P.L. 115-123: Amending the 45Q Tax Credit for CCS

Title II, Section 41119 of P.L. 115-123, the Bipartisan Budget Act of 2018, amended Internal Revenue Code, Section 45Q, to increase the tax credit for capture and sequestration of “carbon oxide,” or for its use as a tertiary injectant in enhanced oil recovery (EOR) or natural gas development operations. (Carbon oxide is defined variously in the legislation to include CO2, or any other carbon oxide — such as carbon monoxide — that qualifies under provisions of the enacted law.) Prior to enactment, the 45Q Section allowed for a tax credit of $20 per ton of CO2 captured and permanently sequestered, and $10 per ton for CO2 captured and used as a tertiary injectant (typically for enhanced oil recovery, EOR). These credit amounts were adjusted annually for inflation, and for 2017 the credit amounts were $22.48 and $11.24. The credit is effectively capped at 75 million metric tons of qualified CO2 captured or injected.

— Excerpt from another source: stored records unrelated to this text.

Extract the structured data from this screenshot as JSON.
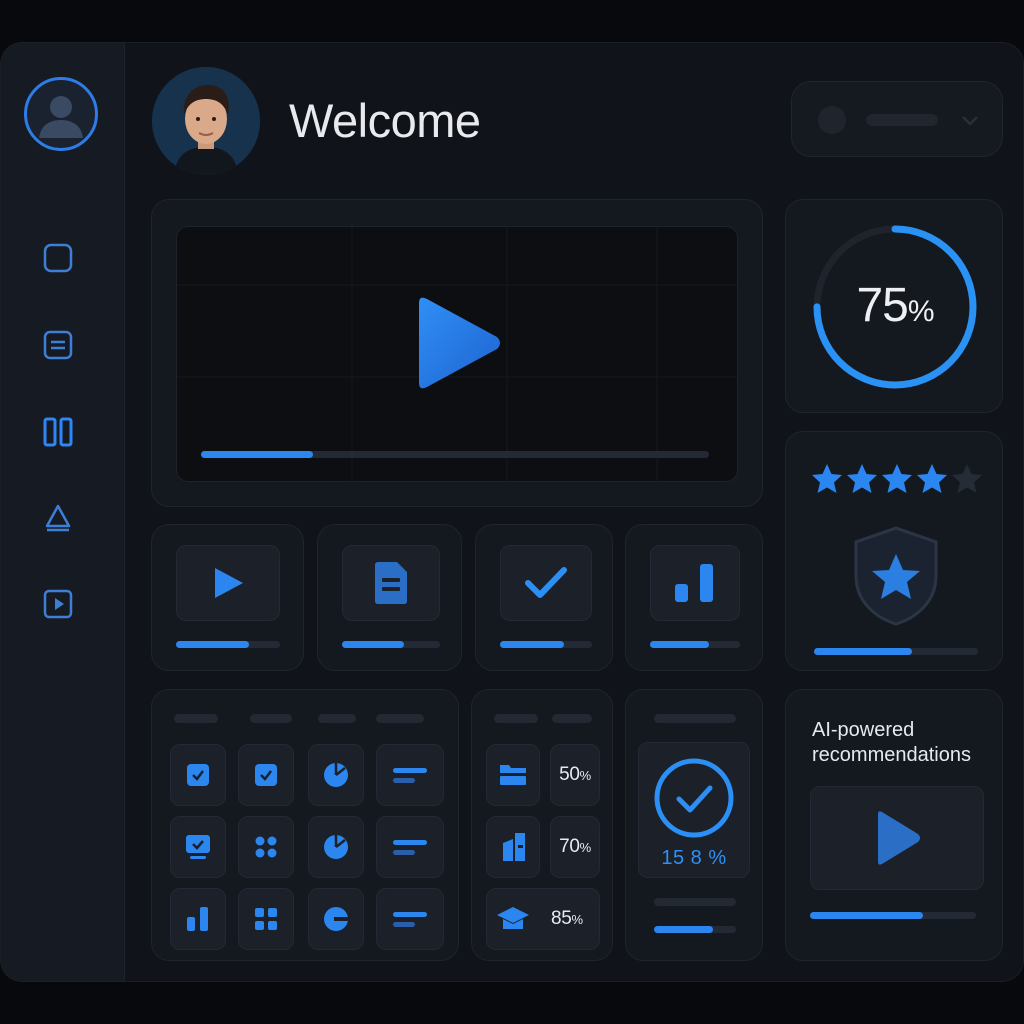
{
  "header": {
    "welcome_text": "Welcome",
    "dropdown_icon": "chevron-down-icon"
  },
  "sidebar": {
    "items": [
      {
        "icon": "user-avatar-icon",
        "active": true
      },
      {
        "icon": "square-icon"
      },
      {
        "icon": "document-icon"
      },
      {
        "icon": "columns-icon"
      },
      {
        "icon": "triangle-icon"
      },
      {
        "icon": "play-icon"
      }
    ]
  },
  "video_player": {
    "progress": 0.22,
    "icon": "play-icon"
  },
  "progress_ring": {
    "value": "75",
    "unit": "%",
    "fraction": 0.75
  },
  "rating_card": {
    "stars_filled": 4,
    "stars_total": 5,
    "badge_icon": "shield-star-icon",
    "progress": 0.6
  },
  "quick_tiles": [
    {
      "icon": "play-icon",
      "progress": 0.7
    },
    {
      "icon": "document-icon",
      "progress": 0.63
    },
    {
      "icon": "check-icon",
      "progress": 0.7
    },
    {
      "icon": "bar-chart-icon",
      "progress": 0.65
    }
  ],
  "grid_panel": {
    "icons": [
      "checkbox-icon",
      "checkbox-icon",
      "pie-chart-icon",
      "lines-icon",
      "monitor-check-icon",
      "dots-icon",
      "pie-chart-icon",
      "lines-icon",
      "bar-chart-icon",
      "grid-icon",
      "toggle-icon",
      "lines-icon"
    ]
  },
  "stats_panel": {
    "rows": [
      {
        "icon": "card-icon",
        "value": "50",
        "unit": "%"
      },
      {
        "icon": "book-icon",
        "value": "70",
        "unit": "%"
      },
      {
        "icon": "graduation-cap-icon",
        "value": "85",
        "unit": "%"
      }
    ]
  },
  "check_panel": {
    "value_text": "15 8 %",
    "icon": "check-circle-icon",
    "progress": 0.72
  },
  "recommendation": {
    "title": "AI-powered recommendations",
    "icon": "play-icon",
    "progress": 0.68
  },
  "colors": {
    "accent": "#2c86f0",
    "background": "#101319",
    "card": "#14181f",
    "tile": "#1b2029"
  }
}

Some observers noted that the 75 million ton cap did not provide enough financial certainty for investors in typically capital-intensive CCS construction projects. Proponents of CCS also pointed to the difficulty in transferability of the credits, and the small value of the credits, as impediments to more widespread adoption of CCS.

The new law raises the tax credit linearly from $22.66 to $50 per ton over the period from 2017 until calendar year 2026 for CO2 captured and permanently stored, and from $12.83 to $35 per ton over the same period for CO2 captured and used as a tertiary injectant. Starting with calendar year 2027, the tax credit would be indexed to inflation. It also removes the 75 million ton cap, but requires that the credit be claimed over a 12-year period after operations begin. Additionally, to qualify, facilities must begin construction before 2024.

To qualify, a minimum amount of CO2 is required to be captured and stored or utilized by the facility. This amount varies with the type of facility. An electricity generating facility that emits more than 500,000 tons of CO2 per year, for example, must capture a minimum 500,000 tons of CO2 annually to qualify for the tax credit. A facility that captures CO2 for the purposes of utilization — fixing CO2 through photosynthesis or chemosynthesis, converting it to a material or compound, or using it for any commercial purpose other than tertiary injection or natural gas recovery (as determined by the Secretary of the Treasury) — and emits less than 500,000 tons of CO2 must capture at least 25,000 tons per year. A direct air capture facility or a facility that doesn't meet the other criteria just described must capture at least 100,000 tons per year.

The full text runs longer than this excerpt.